High-Bandwidth Flash (HBF), sometimes referred to as High-Bandwidth Flash DRAM (HBFD), is shaping up as one of the more intriguing memory ideas to emerge from the AI boom. It promises something HBM can’t easily deliver at scale: dramatically higher capacity per stack. But despite the hype, current industry chatter suggests NVIDIA isn’t preparing to adopt HBF anytime soon. Instead, Google is expected to become one of the first major customers as it expands its AI infrastructure.
HBF is being co-developed by SanDisk and SK hynix, and its design borrows a familiar concept from High Bandwidth Memory: stacking layers vertically to boost density and bandwidth in a compact footprint. The difference is what gets stacked. Rather than DRAM dies like HBM, HBF stacks multiple layers of NAND flash, connected through TSVs (Through Silicon Vias) to act more like a unified memory stack than a collection of separate chips.
That architecture is what enables the headline-grabbing capacity claims. Today’s HBM stacks typically land in the 32GB to 64GB range. HBF, on the other hand, is being positioned as capable of scaling as high as 4TB per stack, a massive jump that could meaningfully change how AI systems think about memory limits.

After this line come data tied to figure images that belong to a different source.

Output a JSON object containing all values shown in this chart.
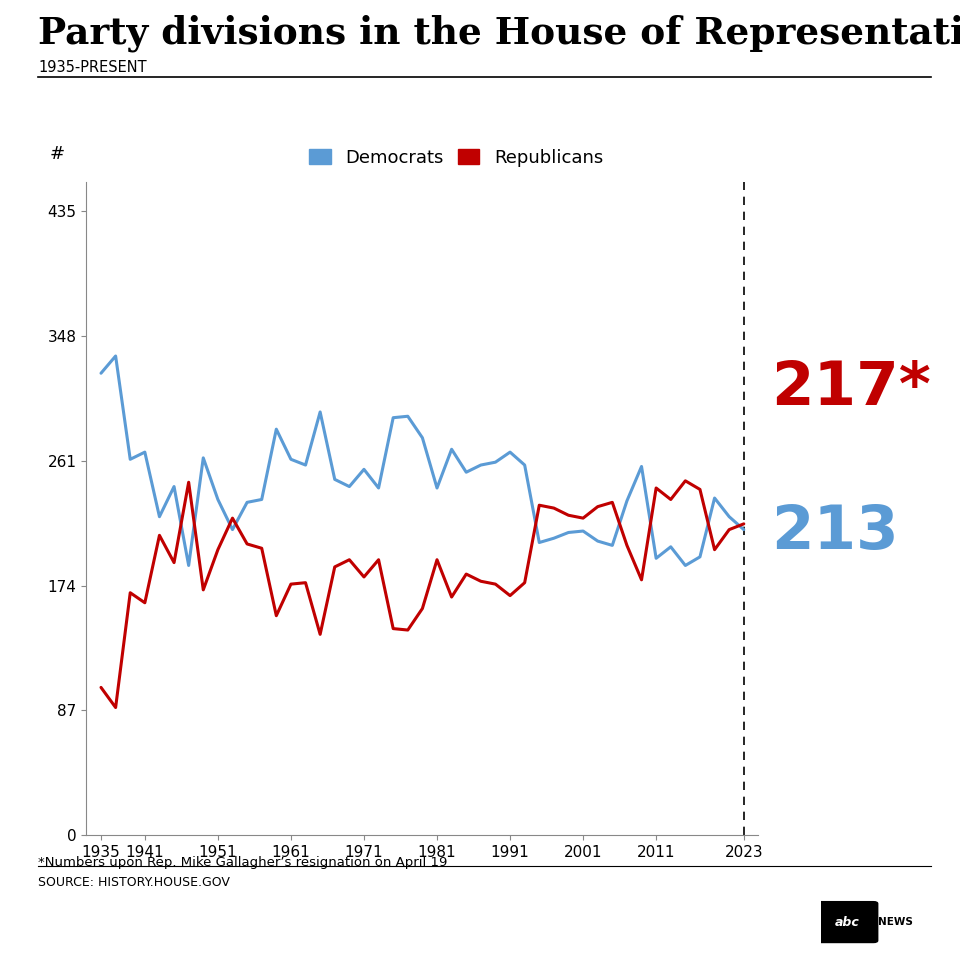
{
  "title": "Party divisions in the House of Representatives",
  "subtitle": "1935-PRESENT",
  "dem_color": "#5B9BD5",
  "rep_color": "#C00000",
  "yticks": [
    0,
    87,
    174,
    261,
    348,
    435
  ],
  "xticks": [
    1935,
    1941,
    1951,
    1961,
    1971,
    1981,
    1991,
    2001,
    2011,
    2023
  ],
  "xlim": [
    1933,
    2025
  ],
  "ylim": [
    0,
    455
  ],
  "final_rep": 217,
  "final_dem": 213,
  "dashed_x": 2023,
  "years": [
    1935,
    1937,
    1939,
    1941,
    1943,
    1945,
    1947,
    1949,
    1951,
    1953,
    1955,
    1957,
    1959,
    1961,
    1963,
    1965,
    1967,
    1969,
    1971,
    1973,
    1975,
    1977,
    1979,
    1981,
    1983,
    1985,
    1987,
    1989,
    1991,
    1993,
    1995,
    1997,
    1999,
    2001,
    2003,
    2005,
    2007,
    2009,
    2011,
    2013,
    2015,
    2017,
    2019,
    2021,
    2023
  ],
  "democrats": [
    322,
    334,
    262,
    267,
    222,
    243,
    188,
    263,
    234,
    213,
    232,
    234,
    283,
    262,
    258,
    295,
    248,
    243,
    255,
    242,
    291,
    292,
    277,
    242,
    269,
    253,
    258,
    260,
    267,
    258,
    204,
    207,
    211,
    212,
    205,
    202,
    233,
    257,
    193,
    201,
    188,
    194,
    235,
    222,
    213
  ],
  "republicans": [
    103,
    89,
    169,
    162,
    209,
    190,
    246,
    171,
    199,
    221,
    203,
    200,
    153,
    175,
    176,
    140,
    187,
    192,
    180,
    192,
    144,
    143,
    158,
    192,
    166,
    182,
    177,
    175,
    167,
    176,
    230,
    228,
    223,
    221,
    229,
    232,
    202,
    178,
    242,
    234,
    247,
    241,
    199,
    213,
    217
  ],
  "footnote": "*Numbers upon Rep. Mike Gallagher’s resignation on April 19",
  "source": "SOURCE: HISTORY.HOUSE.GOV",
  "abc_news": "abc NEWS",
  "hash_label": "#"
}
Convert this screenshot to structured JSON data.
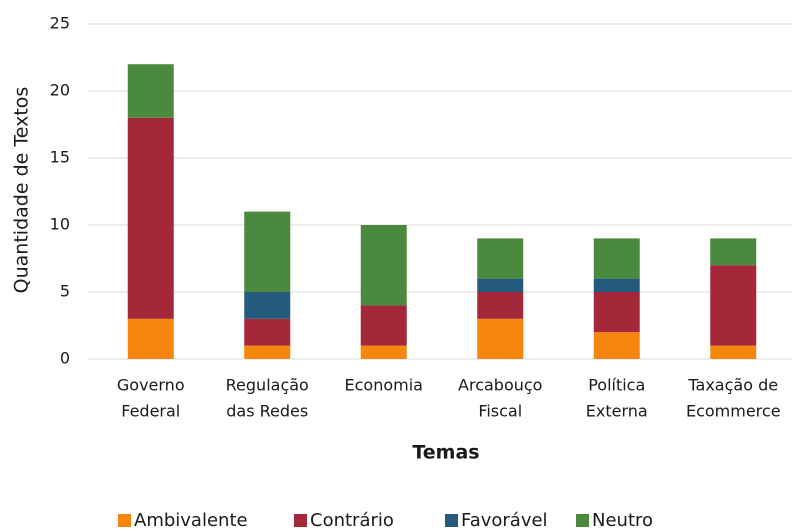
{
  "chart_data": {
    "type": "stacked_bar",
    "xlabel": "Temas",
    "ylabel": "Quantidade de Textos",
    "categories": [
      [
        "Governo",
        "Federal"
      ],
      [
        "Regulação",
        "das Redes"
      ],
      [
        "Economia"
      ],
      [
        "Arcabouço",
        "Fiscal"
      ],
      [
        "Política",
        "Externa"
      ],
      [
        "Taxação de",
        "Ecommerce"
      ]
    ],
    "series": [
      {
        "name": "Ambivalente",
        "color": "#f5870f",
        "values": [
          3,
          1,
          1,
          3,
          2,
          1
        ]
      },
      {
        "name": "Contrário",
        "color": "#a4283a",
        "values": [
          15,
          2,
          3,
          2,
          3,
          6
        ]
      },
      {
        "name": "Favorável",
        "color": "#235a7d",
        "values": [
          0,
          2,
          0,
          1,
          1,
          0
        ]
      },
      {
        "name": "Neutro",
        "color": "#4b8a3e",
        "values": [
          4,
          6,
          6,
          3,
          3,
          2
        ]
      }
    ],
    "ylim": [
      0,
      25
    ],
    "yticks": [
      0,
      5,
      10,
      15,
      20,
      25
    ],
    "grid": true,
    "legend": "bottom"
  }
}
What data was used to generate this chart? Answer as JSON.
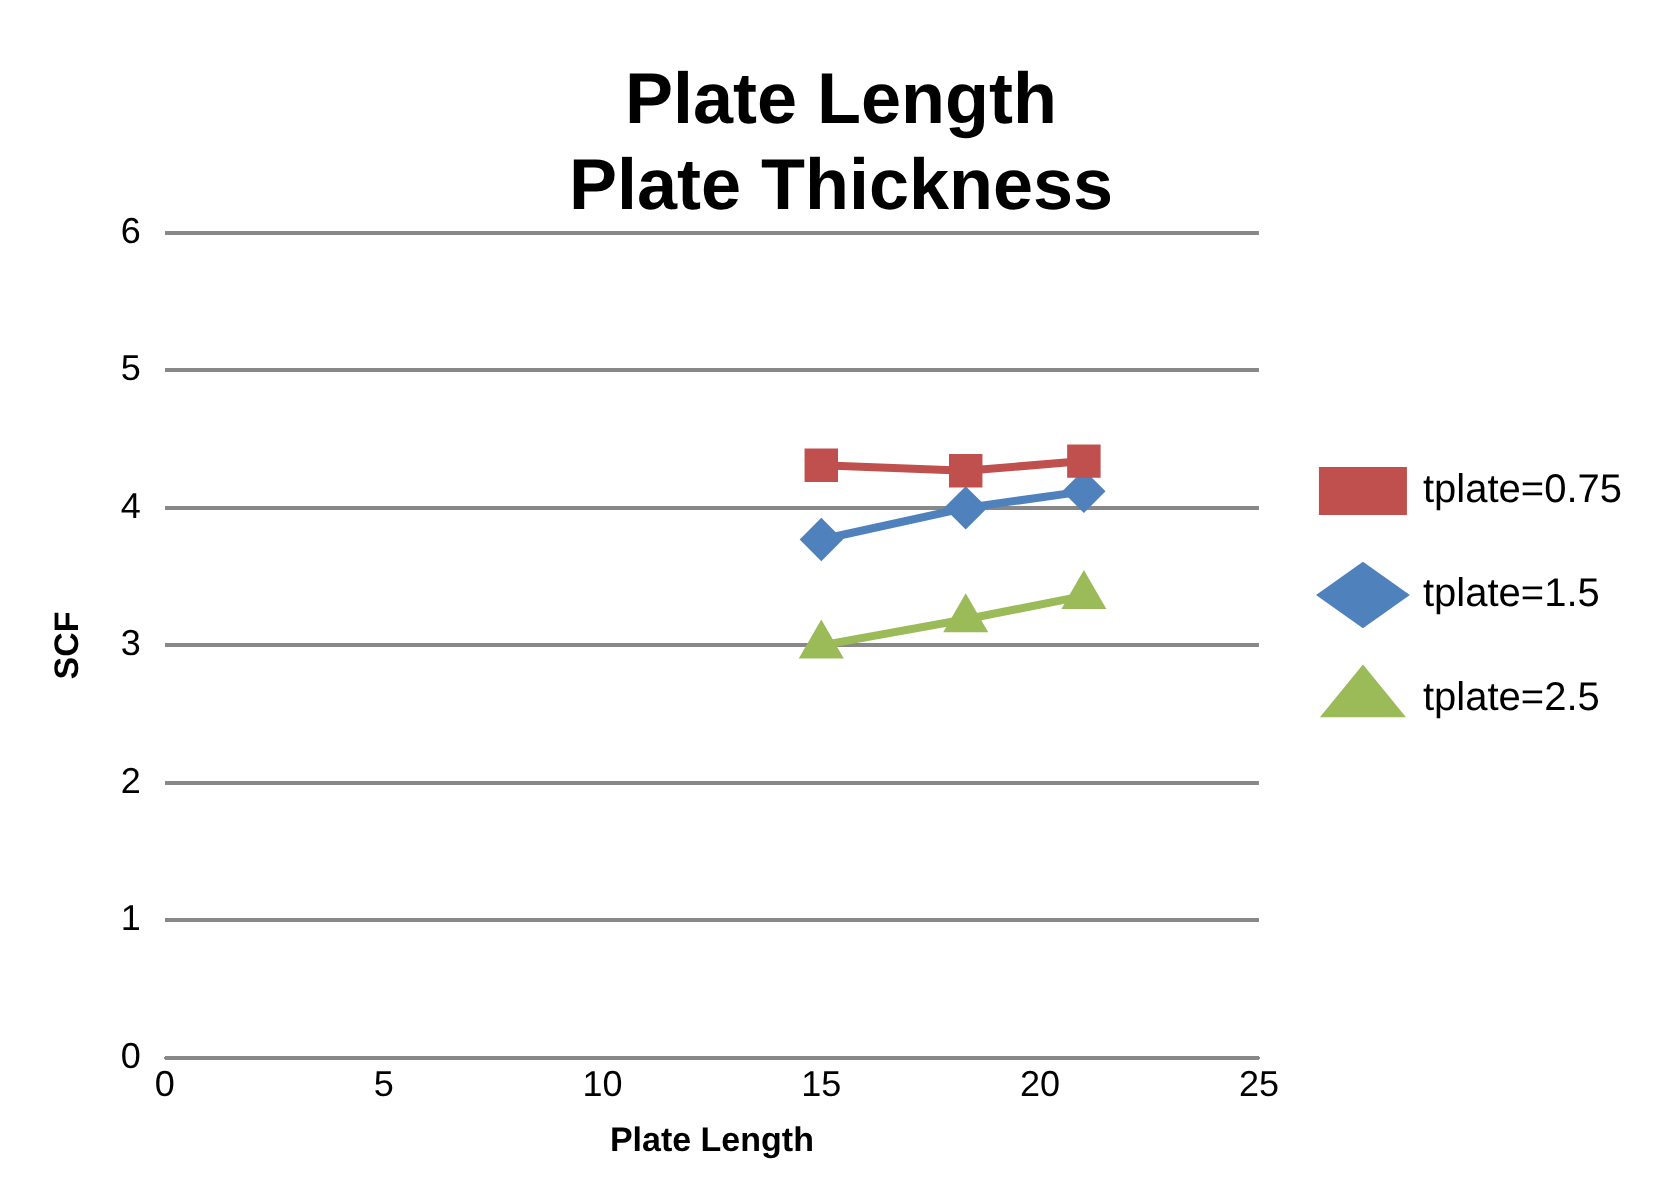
{
  "chart_data": {
    "type": "line",
    "title": "Plate Length\nPlate Thickness",
    "xlabel": "Plate Length",
    "ylabel": "SCF",
    "xlim": [
      0,
      25
    ],
    "xticks": [
      0,
      5,
      10,
      15,
      20,
      25
    ],
    "ylim": [
      0,
      6
    ],
    "yticks": [
      0,
      1,
      2,
      3,
      4,
      5,
      6
    ],
    "grid": "y",
    "legend": "right",
    "series": [
      {
        "name": "tplate=0.75",
        "color": "#c0504d",
        "marker": "square",
        "x": [
          15,
          18.3,
          21
        ],
        "values": [
          4.31,
          4.27,
          4.34
        ]
      },
      {
        "name": "tplate=1.5",
        "color": "#4f81bd",
        "marker": "diamond",
        "x": [
          15,
          18.3,
          21
        ],
        "values": [
          3.77,
          4.0,
          4.12
        ]
      },
      {
        "name": "tplate=2.5",
        "color": "#9bbb59",
        "marker": "triangle",
        "x": [
          15,
          18.3,
          21
        ],
        "values": [
          3.0,
          3.19,
          3.36
        ]
      }
    ]
  }
}
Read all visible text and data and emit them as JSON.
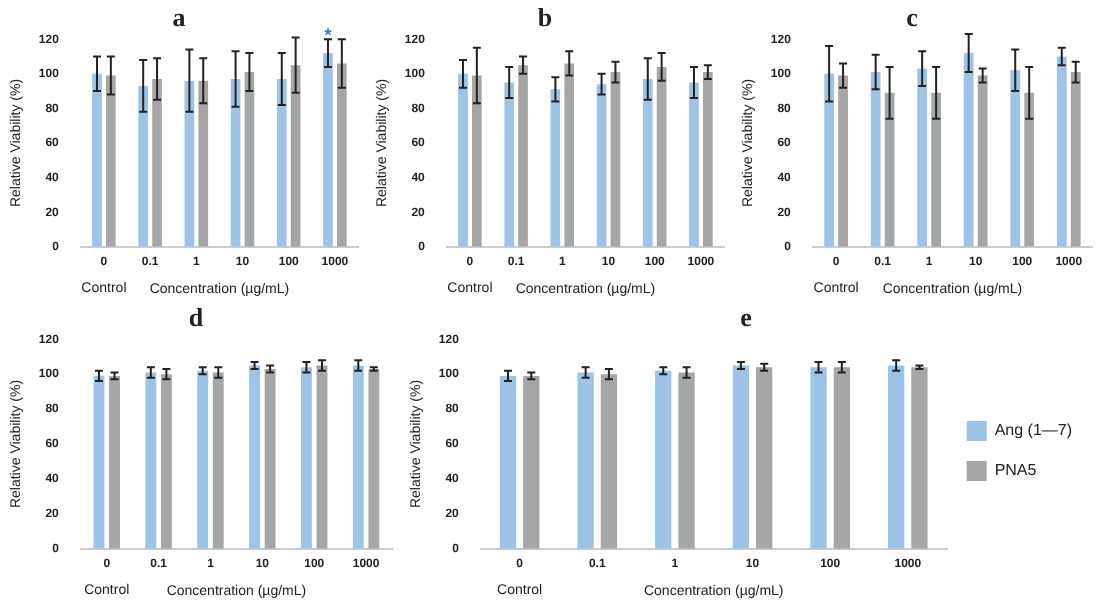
{
  "chart_data": [
    {
      "type": "bar",
      "title": "a",
      "xlabel": "Concentration (µg/mL)",
      "ylabel": "Relative Viability (%)",
      "categories": [
        "0",
        "0.1",
        "1",
        "10",
        "100",
        "1000"
      ],
      "ylim": [
        0,
        120
      ],
      "yticks": [
        0,
        20,
        40,
        60,
        80,
        100,
        120
      ],
      "grid": false,
      "legend": false,
      "annotations": [
        "Control",
        {
          "text": "*",
          "x": "1000",
          "y": 120
        }
      ],
      "series": [
        {
          "color": "#9dc3e6",
          "values": [
            100,
            93,
            96,
            97,
            97,
            112
          ],
          "errors": [
            10,
            15,
            18,
            16,
            15,
            8
          ]
        },
        {
          "color": "#a6a6a6",
          "values": [
            99,
            97,
            96,
            101,
            105,
            106
          ],
          "errors": [
            11,
            12,
            13,
            11,
            16,
            14
          ]
        }
      ]
    },
    {
      "type": "bar",
      "title": "b",
      "xlabel": "Concentration (µg/mL)",
      "ylabel": "Relative Viability (%)",
      "categories": [
        "0",
        "0.1",
        "1",
        "10",
        "100",
        "1000"
      ],
      "ylim": [
        0,
        120
      ],
      "yticks": [
        0,
        20,
        40,
        60,
        80,
        100,
        120
      ],
      "grid": false,
      "legend": false,
      "annotations": [
        "Control"
      ],
      "series": [
        {
          "color": "#9dc3e6",
          "values": [
            100,
            95,
            91,
            94,
            97,
            95
          ],
          "errors": [
            8,
            9,
            7,
            6,
            12,
            9
          ]
        },
        {
          "color": "#a6a6a6",
          "values": [
            99,
            105,
            106,
            101,
            104,
            101
          ],
          "errors": [
            16,
            5,
            7,
            6,
            8,
            4
          ]
        }
      ]
    },
    {
      "type": "bar",
      "title": "c",
      "xlabel": "Concentration (µg/mL)",
      "ylabel": "Relative Viability (%)",
      "categories": [
        "0",
        "0.1",
        "1",
        "10",
        "100",
        "1000"
      ],
      "ylim": [
        0,
        120
      ],
      "yticks": [
        0,
        20,
        40,
        60,
        80,
        100,
        120
      ],
      "grid": false,
      "legend": false,
      "annotations": [
        "Control"
      ],
      "series": [
        {
          "color": "#9dc3e6",
          "values": [
            100,
            101,
            103,
            112,
            102,
            110
          ],
          "errors": [
            16,
            10,
            10,
            11,
            12,
            5
          ]
        },
        {
          "color": "#a6a6a6",
          "values": [
            99,
            89,
            89,
            99,
            89,
            101
          ],
          "errors": [
            7,
            15,
            15,
            4,
            15,
            6
          ]
        }
      ]
    },
    {
      "type": "bar",
      "title": "d",
      "xlabel": "Concentration (µg/mL)",
      "ylabel": "Relative Viability (%)",
      "categories": [
        "0",
        "0.1",
        "1",
        "10",
        "100",
        "1000"
      ],
      "ylim": [
        0,
        120
      ],
      "yticks": [
        0,
        20,
        40,
        60,
        80,
        100,
        120
      ],
      "grid": false,
      "legend": false,
      "annotations": [
        "Control"
      ],
      "series": [
        {
          "color": "#9dc3e6",
          "values": [
            99,
            101,
            102,
            105,
            104,
            105
          ],
          "errors": [
            3,
            3,
            2,
            2,
            3,
            3
          ]
        },
        {
          "color": "#a6a6a6",
          "values": [
            99,
            100,
            101,
            103,
            105,
            103
          ],
          "errors": [
            2,
            3,
            3,
            2,
            3,
            1
          ]
        }
      ]
    },
    {
      "type": "bar",
      "title": "e",
      "xlabel": "Concentration (µg/mL)",
      "ylabel": "Relative Viability (%)",
      "categories": [
        "0",
        "0.1",
        "1",
        "10",
        "100",
        "1000"
      ],
      "ylim": [
        0,
        120
      ],
      "yticks": [
        0,
        20,
        40,
        60,
        80,
        100,
        120
      ],
      "grid": false,
      "legend": "right",
      "annotations": [
        "Control"
      ],
      "series": [
        {
          "name": "Ang (1—7)",
          "color": "#9dc3e6",
          "values": [
            99,
            101,
            102,
            105,
            104,
            105
          ],
          "errors": [
            3,
            3,
            2,
            2,
            3,
            3
          ]
        },
        {
          "name": "PNA5",
          "color": "#a6a6a6",
          "values": [
            99,
            100,
            101,
            104,
            104,
            104
          ],
          "errors": [
            2,
            3,
            3,
            2,
            3,
            1
          ]
        }
      ]
    }
  ]
}
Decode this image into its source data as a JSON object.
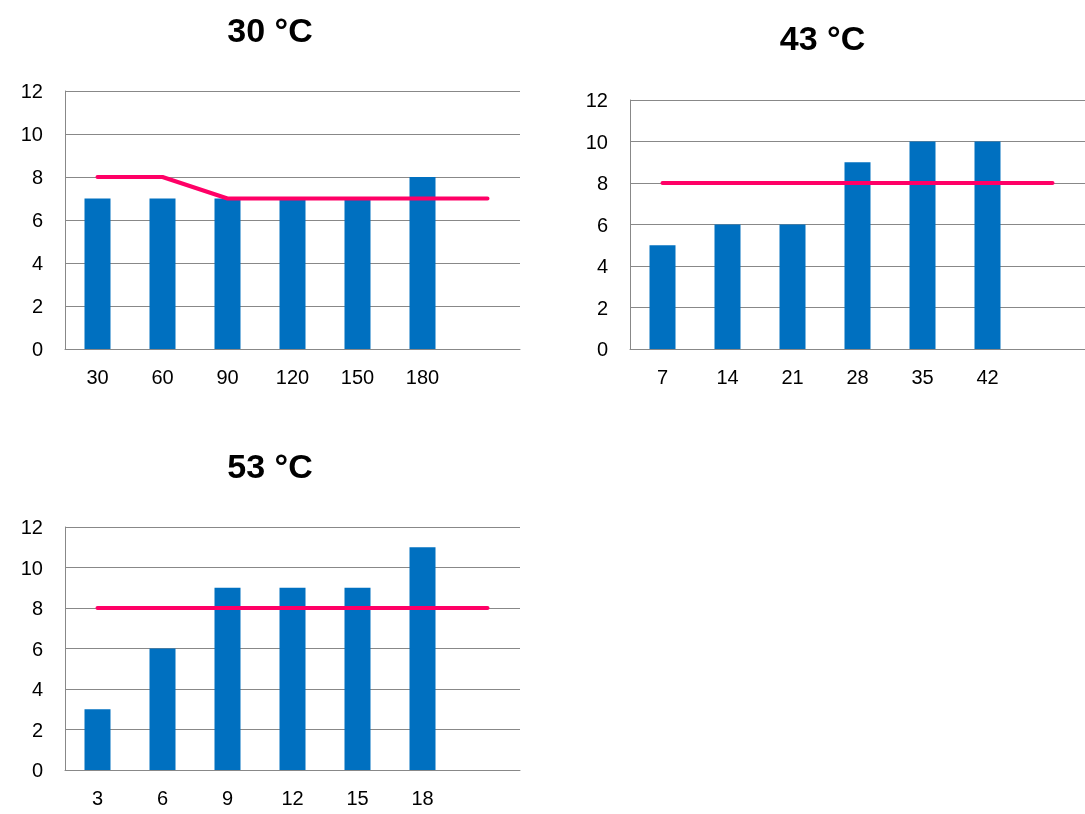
{
  "chart_data": [
    {
      "type": "bar",
      "title": "30 °C",
      "categories": [
        "30",
        "60",
        "90",
        "120",
        "150",
        "180",
        null
      ],
      "ylim": [
        0,
        12
      ],
      "yticks": [
        0,
        2,
        4,
        6,
        8,
        10,
        12
      ],
      "grid": "y",
      "series": [
        {
          "color": "#0070c0",
          "values": [
            7,
            7,
            7,
            7,
            7,
            8,
            null
          ]
        },
        {
          "type": "line",
          "color": "#ff0066",
          "marker": "none",
          "line_style": "solid",
          "values": [
            8,
            8,
            7,
            7,
            7,
            7,
            7
          ]
        }
      ]
    },
    {
      "type": "bar",
      "title": "43 °C",
      "categories": [
        "7",
        "14",
        "21",
        "28",
        "35",
        "42",
        null
      ],
      "ylim": [
        0,
        12
      ],
      "yticks": [
        0,
        2,
        4,
        6,
        8,
        10,
        12
      ],
      "grid": "y",
      "series": [
        {
          "color": "#0070c0",
          "values": [
            5,
            6,
            6,
            9,
            10,
            10,
            null
          ]
        },
        {
          "type": "line",
          "color": "#ff0066",
          "marker": "none",
          "line_style": "solid",
          "values": [
            8,
            8,
            8,
            8,
            8,
            8,
            8
          ]
        }
      ]
    },
    {
      "type": "bar",
      "title": "53 °C",
      "categories": [
        "3",
        "6",
        "9",
        "12",
        "15",
        "18",
        null
      ],
      "ylim": [
        0,
        12
      ],
      "yticks": [
        0,
        2,
        4,
        6,
        8,
        10,
        12
      ],
      "grid": "y",
      "series": [
        {
          "color": "#0070c0",
          "values": [
            3,
            6,
            9,
            9,
            9,
            11,
            null
          ]
        },
        {
          "type": "line",
          "color": "#ff0066",
          "marker": "none",
          "line_style": "solid",
          "values": [
            8,
            8,
            8,
            8,
            8,
            8,
            8
          ]
        }
      ]
    }
  ]
}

Performance-wise, HBM remains the speed king. However, HBF is being positioned as “fast enough” for certain workloads thanks to architectural optimizations designed to push throughput higher than traditional flash-based storage. The sweet spot being discussed is AI inferencing, especially as interest grows in agentic AI systems that rely on fast access to context. With more capacity close to the compute, HBF could also reduce pressure tied to KV cache limits, which can become a bottleneck in large model deployments.
Even with those advantages, reports indicate NVIDIA is not currently planning to move to HBF. The apparent reasoning is practical: NVIDIA believes its bandwidth and capacity challenges can be met through other routes, particularly enterprise SSD solutions. There’s also talk that NVIDIA is working with Kioxia on next-generation PCIe Gen7 SSDs, aiming for performance gains that could be dramatically higher than many standard designs. In that view, SSD advances could cover much of what HBF is trying to solve—without introducing a new memory standard into NVIDIA’s platform roadmap.
Meanwhile, development of HBF continues to accelerate. SK hynix is said to be leading the push, with first samples expected in the second half of this year. Sampling is a key milestone because it signals real-world validation is approaching, not just early-stage concept work.
If NVIDIA is sitting this one out for now, Google may be stepping in as the early anchor customer. Google’s AI ambitions keep expanding, and its TPU ecosystem is scaling quickly with next-generation TPU platforms reportedly in the pipeline. That combination—aggressive AI buildout plus custom silicon—often creates the perfect environment to adopt emerging memory technologies earlier than the rest of the market.
Beyond the “HBM alternative” narrative, HBF may also find an even broader opportunity: supplementing or replacing traditional server memory in certain designs. Data centers are already experimenting with different memory approaches as system bottlenecks shift. With AI workloads, CPUs can become constraints in surprising ways, and that has increased demand for LPDDR5 and LPDDR5X in servers, including newer form factors like SOCAMM2. HBF’s stacked approach could help reduce PCB space, increase memory capacity, and keep power consumption in check while still offering high bandwidth—an appealing mix for dense AI servers.
For now, the near-term story is clear: HBF is moving toward sampling, Google is expected to be a major early adopter, and NVIDIA appears content to stick with HBM while pushing storage performance forward through next-gen enterprise SSDs. Whether HBF becomes a mainstream pillar of AI hardware—or remains a specialized solution for particular workloads—will likely depend on how quickly it proves itself in real deployments and how urgently the industry needs multi-terabyte, high-bandwidth memory stacks close to compute.